Input batch (batch_size=12, num_microbatch=3)
    ↓ automatic split
microbatch 0: [samples 0-3]   ──forward──→ output_0 ──loss_fn──→ loss_0 ──backward──→ accumulate grads
microbatch 1: [samples 4-7]   ──forward──→ output_1 ──loss_fn──→ loss_1 ──backward──→ accumulate grads
microbatch 2: [samples 8-11]  ──forward──→ output_2 ──loss_fn──→ loss_2 ──backward──→ accumulate grads
    ↓
returns loss = loss_0 + loss_1 + loss_2

Note: each microbatch's loss is computed and backpropagated independently. The returned loss is the sum of all microbatch losses, and the gradients are the sum of per-microbatch gradients. This is mathematically equivalent to computing the loss over the entire batch and backpropagating once.

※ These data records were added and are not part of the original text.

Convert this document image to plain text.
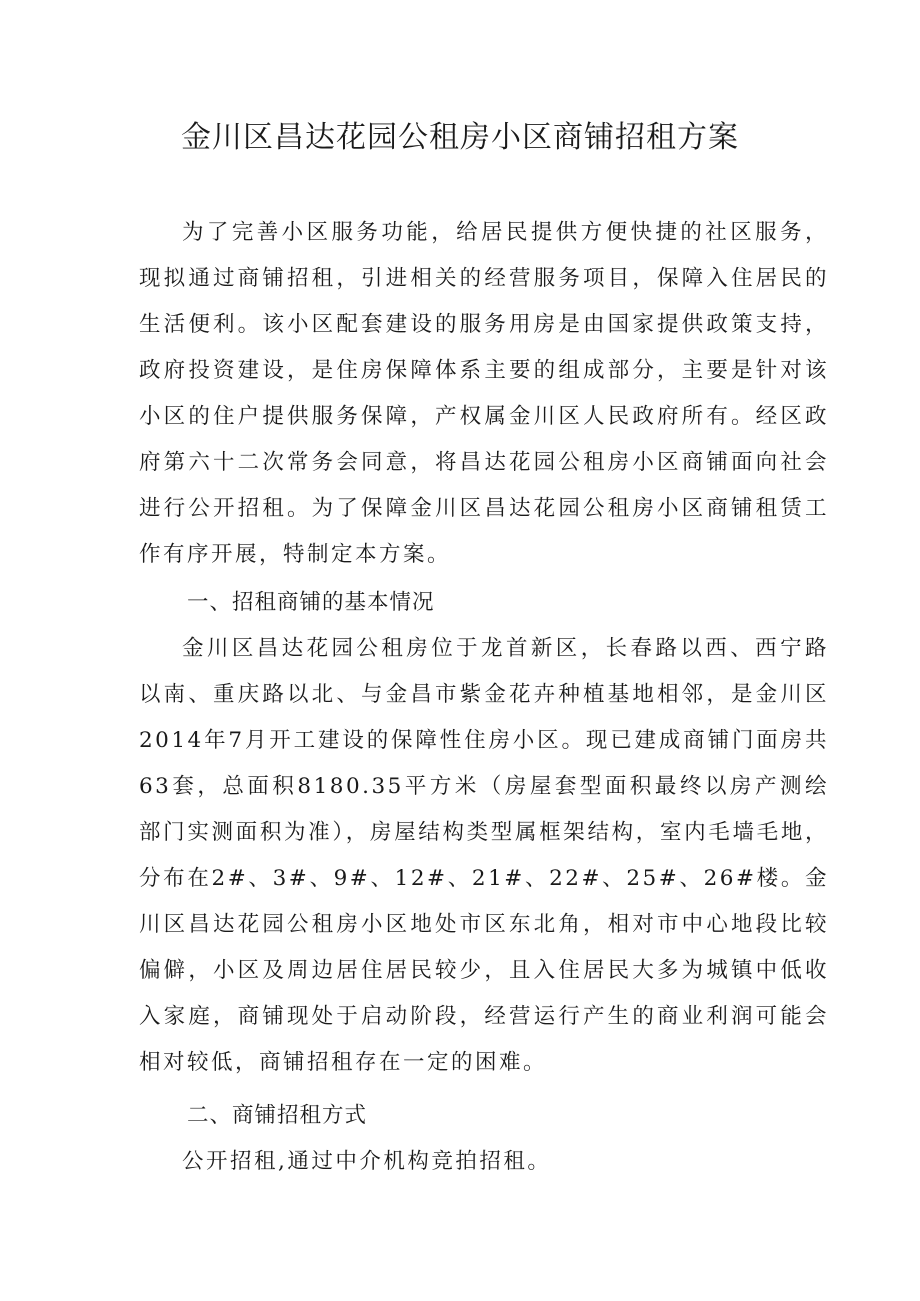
金川区昌达花园公租房小区商铺招租方案

为了完善小区服务功能，给居民提供方便快捷的社区服务，现拟通过商铺招租，引进相关的经营服务项目，保障入住居民的生活便利。该小区配套建设的服务用房是由国家提供政策支持，政府投资建设，是住房保障体系主要的组成部分，主要是针对该小区的住户提供服务保障，产权属金川区人民政府所有。经区政府第六十二次常务会同意，将昌达花园公租房小区商铺面向社会进行公开招租。为了保障金川区昌达花园公租房小区商铺租赁工作有序开展，特制定本方案。

一、招租商铺的基本情况

金川区昌达花园公租房位于龙首新区，长春路以西、西宁路以南、重庆路以北、与金昌市紫金花卉种植基地相邻，是金川区2014年7月开工建设的保障性住房小区。现已建成商铺门面房共63套，总面积8180.35平方米（房屋套型面积最终以房产测绘部门实测面积为准），房屋结构类型属框架结构，室内毛墙毛地，分布在2#、3#、9#、12#、21#、22#、25#、26#楼。金川区昌达花园公租房小区地处市区东北角，相对市中心地段比较偏僻，小区及周边居住居民较少，且入住居民大多为城镇中低收入家庭，商铺现处于启动阶段，经营运行产生的商业利润可能会相对较低，商铺招租存在一定的困难。

二、商铺招租方式

公开招租,通过中介机构竞拍招租。
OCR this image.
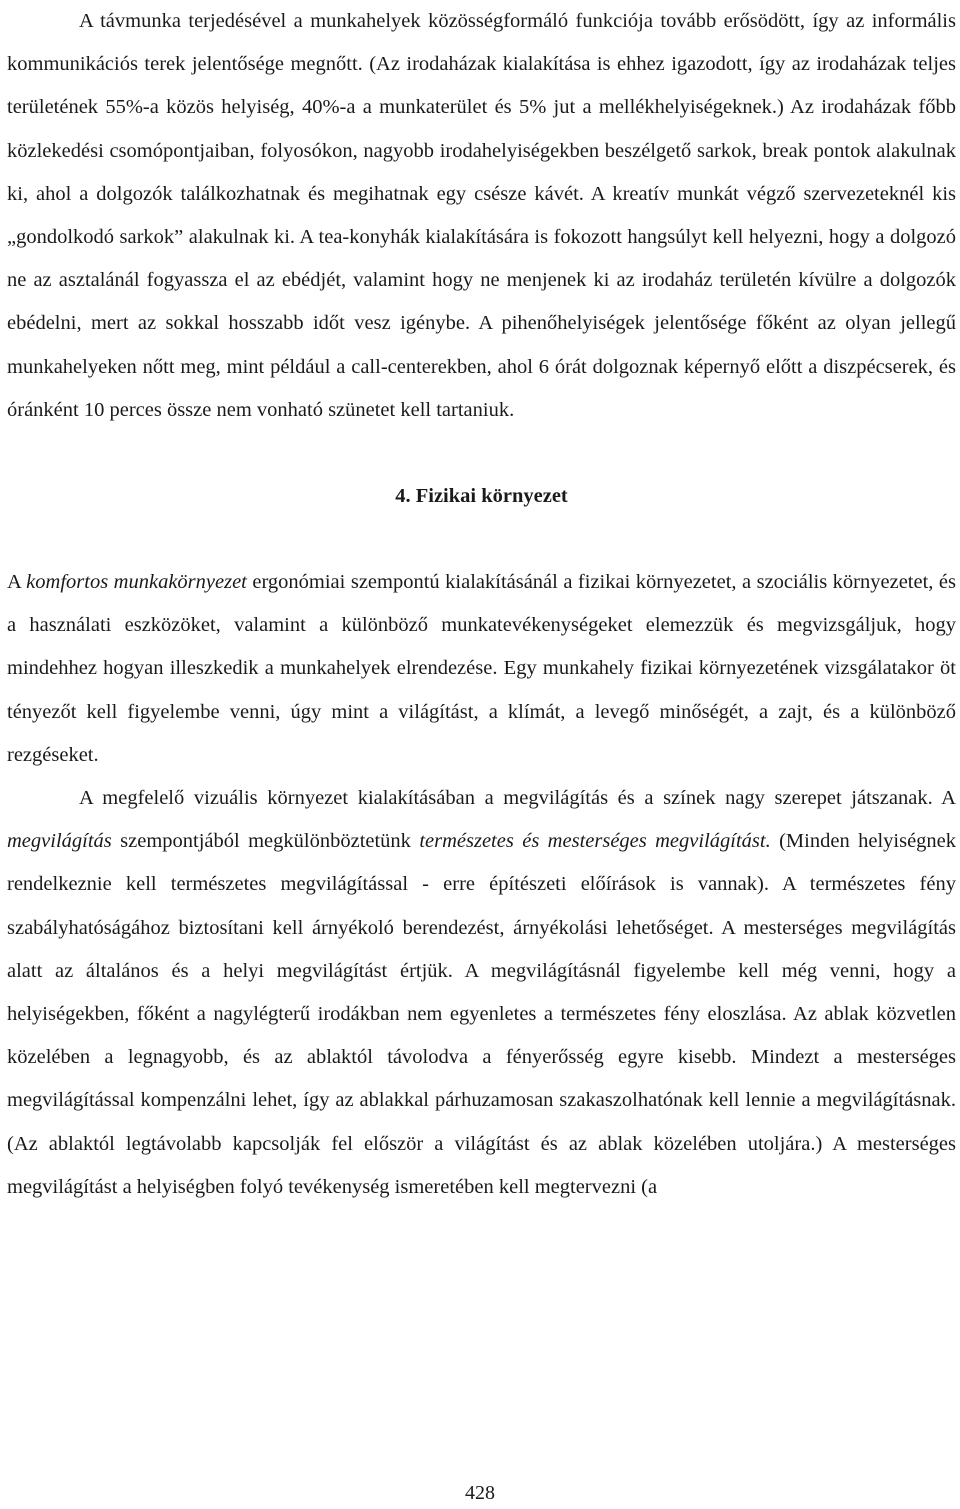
A távmunka terjedésével a munkahelyek közösségformáló funkciója tovább erősödött, így az informális kommunikációs terek jelentősége megnőtt. (Az irodaházak kialakítása is ehhez igazodott, így az irodaházak teljes területének 55%-a közös helyiség, 40%-a a munkaterület és 5% jut a mellékhelyiségeknek.) Az irodaházak főbb közlekedési csomópontjaiban, folyosókon, nagyobb irodahelyiségekben beszélgető sarkok, break pontok alakulnak ki, ahol a dolgozók találkozhatnak és megihatnak egy csésze kávét. A kreatív munkát végző szervezeteknél kis „gondolkodó sarkok” alakulnak ki. A tea-konyhák kialakítására is fokozott hangsúlyt kell helyezni, hogy a dolgozó ne az asztalánál fogyassza el az ebédjét, valamint hogy ne menjenek ki az irodaház területén kívülre a dolgozók ebédelni, mert az sokkal hosszabb időt vesz igénybe. A pihenőhelyiségek jelentősége főként az olyan jellegű munkahelyeken nőtt meg, mint például a call-centerekben, ahol 6 órát dolgoznak képernyő előtt a diszpécserek, és óránként 10 perces össze nem vonható szünetet kell tartaniuk.

4. Fizikai környezet

A komfortos munkakörnyezet ergonómiai szempontú kialakításánál a fizikai környezetet, a szociális környezetet, és a használati eszközöket, valamint a különböző munkatevékenységeket elemezzük és megvizsgáljuk, hogy mindehhez hogyan illeszkedik a munkahelyek elrendezése. Egy munkahely fizikai környezetének vizsgálatakor öt tényezőt kell figyelembe venni, úgy mint a világítást, a klímát, a levegő minőségét, a zajt, és a különböző rezgéseket.

A megfelelő vizuális környezet kialakításában a megvilágítás és a színek nagy szerepet játszanak. A megvilágítás szempontjából megkülönböztetünk természetes és mesterséges megvilágítást. (Minden helyiségnek rendelkeznie kell természetes megvilágítással - erre építészeti előírások is vannak). A természetes fény szabályhatóságához biztosítani kell árnyékoló berendezést, árnyékolási lehetőséget. A mesterséges megvilágítás alatt az általános és a helyi megvilágítást értjük. A megvilágításnál figyelembe kell még venni, hogy a helyiségekben, főként a nagylégterű irodákban nem egyenletes a természetes fény eloszlása. Az ablak közvetlen közelében a legnagyobb, és az ablaktól távolodva a fényerősség egyre kisebb. Mindezt a mesterséges megvilágítással kompenzálni lehet, így az ablakkal párhuzamosan szakaszolhatónak kell lennie a megvilágításnak. (Az ablaktól legtávolabb kapcsolják fel először a világítást és az ablak közelében utoljára.) A mesterséges megvilágítást a helyiségben folyó tevékenység ismeretében kell megtervezni (a

428
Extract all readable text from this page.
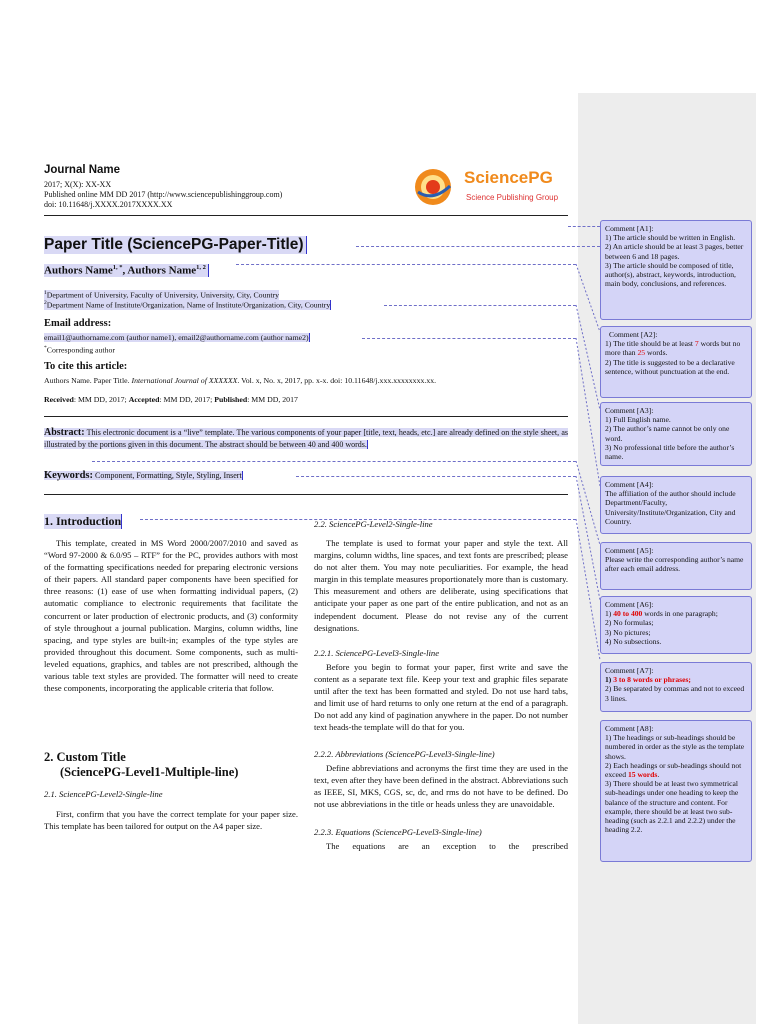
Journal Name
2017; X(X): XX-XX
Published online MM DD 2017 (http://www.sciencepublishinggroup.com)
doi: 10.11648/j.XXXX.2017XXXX.XX
SciencePG
Science Publishing Group
Paper Title (SciencePG-Paper-Title)
Authors Name$^{1, *}$, Authors Name$^{1, 2}$
$^1$Department of University, Faculty of University, University, City, Country
$^2$Department Name of Institute/Organization, Name of Institute/Organization, City, Country
Email address:
email1@authorname.com (author name1), email2@authorname.com (author name2)
*Corresponding author
To cite this article:
Authors Name. Paper Title. International Journal of XXXXXX. Vol. x, No. x, 2017, pp. x-x. doi: 10.11648/j.xxx.xxxxxxxx.xx.
Received: MM DD, 2017; Accepted: MM DD, 2017; Published: MM DD, 2017
Abstract: This electronic document is a “live” template. The various components of your paper [title, text, heads, etc.] are already defined on the style sheet, as illustrated by the portions given in this document. The abstract should be between 40 and 400 words.
Keywords: Component, Formatting, Style, Styling, Insert
1. Introduction
This template, created in MS Word 2000/2007/2010 and saved as “Word 97-2000 & 6.0/95 – RTF” for the PC, provides authors with most of the formatting specifications needed for preparing electronic versions of their papers. All standard paper components have been specified for three reasons: (1) ease of use when formatting individual papers, (2) automatic compliance to electronic requirements that facilitate the concurrent or later production of electronic products, and (3) conformity of style throughout a journal publication. Margins, column widths, line spacing, and type styles are built-in; examples of the type styles are provided throughout this document. Some components, such as multi-leveled equations, graphics, and tables are not prescribed, although the various table text styles are provided. The formatter will need to create these components, incorporating the applicable criteria that follow.
2. Custom Title
(SciencePG-Level1-Multiple-line)
2.1. SciencePG-Level2-Single-line
First, confirm that you have the correct template for your paper size. This template has been tailored for output on the A4 paper size.
2.2. SciencePG-Level2-Single-line
The template is used to format your paper and style the text. All margins, column widths, line spaces, and text fonts are prescribed; please do not alter them. You may note peculiarities. For example, the head margin in this template measures proportionately more than is customary. This measurement and others are deliberate, using specifications that anticipate your paper as one part of the entire publication, and not as an independent document. Please do not revise any of the current designations.
2.2.1. SciencePG-Level3-Single-line
Before you begin to format your paper, first write and save the content as a separate text file. Keep your text and graphic files separate until after the text has been formatted and styled. Do not use hard tabs, and limit use of hard returns to only one return at the end of a paragraph. Do not add any kind of pagination anywhere in the paper. Do not number text heads-the template will do that for you.
2.2.2. Abbreviations (SciencePG-Level3-Single-line)
Define abbreviations and acronyms the first time they are used in the text, even after they have been defined in the abstract. Abbreviations such as IEEE, SI, MKS, CGS, sc, dc, and rms do not have to be defined. Do not use abbreviations in the title or heads unless they are unavoidable.
2.2.3. Equations (SciencePG-Level3-Single-line)
The equations are an exception to the prescribed
Comment [A1]:
1) The article should be written in English.
2) An article should be at least 3 pages, better between 6 and 18 pages.
3) The article should be composed of title, author(s), abstract, keywords, introduction, main body, conclusions, and references.
Comment [A2]:
1) The title should be at least 7 words but no more than 25 words.
2) The title is suggested to be a declarative sentence, without punctuation at the end.
Comment [A3]:
1) Full English name.
2) The author’s name cannot be only one word.
3) No professional title before the author’s name.
Comment [A4]:
The affiliation of the author should include Department/Faculty, University/Institute/Organization, City and Country.
Comment [A5]:
Please write the corresponding author’s name after each email address.
Comment [A6]:
1) 40 to 400 words in one paragraph;
2) No formulas;
3) No pictures;
4) No subsections.
Comment [A7]:
1) 3 to 8 words or phrases;
2) Be separated by commas and not to exceed 3 lines.
Comment [A8]:
1) The headings or sub-headings should be numbered in order as the style as the template shows.
2) Each headings or sub-headings should not exceed 15 words.
3) There should be at least two symmetrical sub-headings under one heading to keep the balance of the structure and content. For example, there should be at least two sub-heading (such as 2.2.1 and 2.2.2) under the heading 2.2.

If you want the mean loss (equivalent to averaging over the full batch), divide by the number of microbatches inside loss_fn:

loss_fn=lambda outputs, labels: criterion(outputs, labels) / num_microbatch

Activation Recomputation

Backward passes need the intermediate activations (per-layer computation results) from the forward pass. For large models and long sequences, storing all activations consumes enormous amounts of memory. Activation recomputation trades compute for memory: during the forward pass, only each layer's input is saved (not intermediate activations); during the backward pass, the forward computation is re-executed to recover intermediate results. Although this adds computational overhead, it significantly reduces memory usage, enabling larger batch sizes and larger models, which in turn improves GPU utilization and overall training efficiency.

RoundPipe integrates full activation recomputation — every layer's forward computation is re-executed during the backward pass — with no additional code changes required.